I would not support legislation that limits or prohibits abortion in North Carolina or punishes/criminalizes abortion providers or patients. I also believe that women should have easy and affordable access to reproductive health resources.
10. Should North Carolina expand Medicaid? Where do you stand on increasing the number of slots for the Innovations Waiver for special needs individuals?
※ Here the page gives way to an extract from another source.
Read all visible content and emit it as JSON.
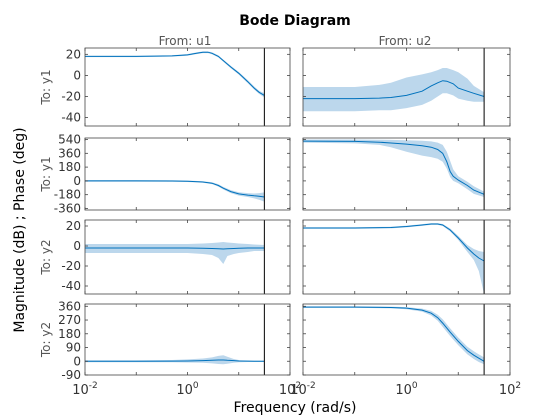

I believe North Carolina should expand Medicaid because as many as 600,000 North Carolinians who do not have health insurance, many of whom are working full time, would quality for health insurance coverage. Expanding Medicaid would help these individuals get care for chronic conditions and live healthier and more productive lives. Expansion would also help inject our tax dollars back into the state to provide coverage for more people and would allow state dollars currently spent on care to be redirected to other priorities. The infusion of additional federal dollars could also help hospitals, particularly those in rural communities, that are struggling to keep up with providing care for uninsured people. States that have expanded Medicaid have seen increased job creation and economic stimulus activity, especially in the health care industry. The National Conference of State Legislatures estimates that if North Carolina expanded Medicaid it could get $1.5 billion to $2 billion in additional federal funding.
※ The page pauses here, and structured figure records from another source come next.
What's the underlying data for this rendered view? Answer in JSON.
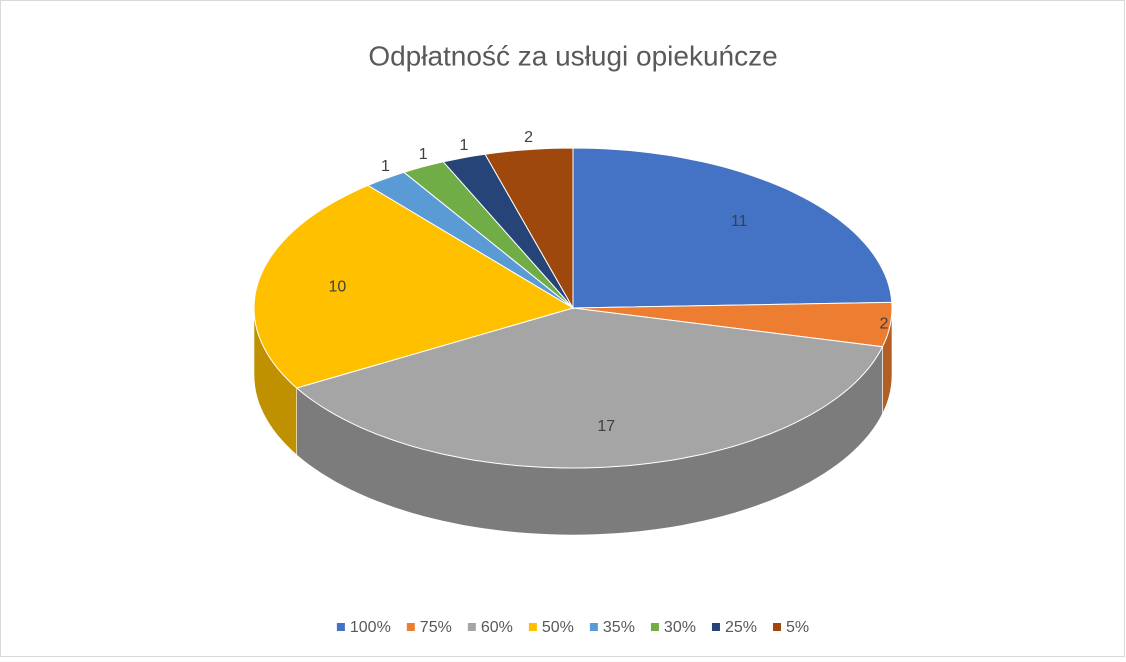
{
  "chart_data": {
    "type": "pie3d",
    "title": "Odpłatność za usługi opiekuńcze",
    "categories": [
      "100%",
      "75%",
      "60%",
      "50%",
      "35%",
      "30%",
      "25%",
      "5%"
    ],
    "values": [
      11,
      2,
      17,
      10,
      1,
      1,
      1,
      2
    ],
    "colors": [
      "#4472c4",
      "#ed7d31",
      "#a5a5a5",
      "#ffc000",
      "#5b9bd5",
      "#70ad47",
      "#264478",
      "#9e480e"
    ],
    "legend": "bottom"
  }
}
Yes, I definitely think that the number of slots for the Medicaid Innovation Waiver – which is a program designed to meet the needs of Individuals with Intellectual or Development Disabilities (I/DD) who prefer to get long-term care services and supports in their home or community, rather than in an institutional setting – should be increased. There are many individuals on the waiting list for these services and supports. At the same time, there are thousands of frail older adults and persons with disabilities as well as medically fragile and medically complex children who are also waiting for services through other Medicaid waiver programs. The slots for these programs should also be increased. Waiver program provides a cost-effective alternative to institutionalization for a Medicaid beneficiary who is medically fragile and at risk for institutionalization (out of home placement) if home and community-based services are not available.
11. Do you support reforming North Carolina’s marijuana laws? Do you support full legalization? Please explain your position.
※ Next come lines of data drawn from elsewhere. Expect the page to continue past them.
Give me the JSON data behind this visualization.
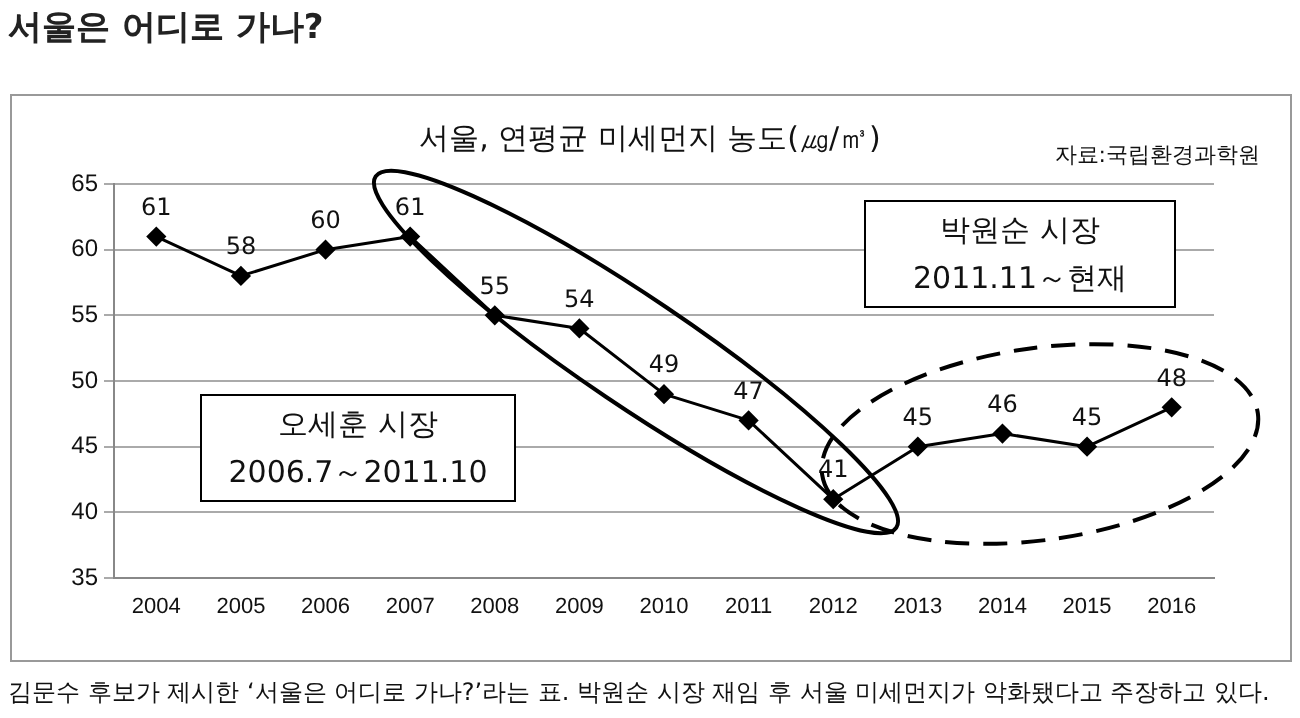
{
  "chart_data": {
    "type": "line",
    "title": "서울은 어디로 가나?",
    "subtitle": "서울, 연평균 미세먼지 농도(㎍/㎥)",
    "categories": [
      "2004",
      "2005",
      "2006",
      "2007",
      "2008",
      "2009",
      "2010",
      "2011",
      "2012",
      "2013",
      "2014",
      "2015",
      "2016"
    ],
    "series": [
      {
        "color": "#000000",
        "values": [
          61,
          58,
          60,
          61,
          55,
          54,
          49,
          47,
          41,
          45,
          46,
          45,
          48
        ]
      }
    ],
    "ylim": [
      35,
      65
    ],
    "yticks": [
      35,
      40,
      45,
      50,
      55,
      60,
      65
    ],
    "grid": "y",
    "legend": false,
    "marker": "diamond",
    "line_style": "solid",
    "data_labels": true,
    "annotations": [
      "자료:국립환경과학원",
      "박원순 시장\n2011.11～현재",
      "오세훈 시장\n2006.7～2011.10",
      "김문수 후보가 제시한 ‘서울은 어디로 가나?’라는 표. 박원순 시장 재임 후 서울 미세먼지가 악화됐다고 주장하고 있다."
    ]
  }
}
According to a WRAL News poll released on April 12 of this year, 57% of North Carolina voters feel recreational use of marijuana should be legalized and 72% feel the medical use of marijuana should be legal. I support the legalization of both medical and recreational marijuana, but realize that legalizing recreational use may remain a difficult sell in our state legislature. I believe that if legalized, North Carolina should look to states that have already legalized marijuana for best practices related to regulation and health and safety guidelines.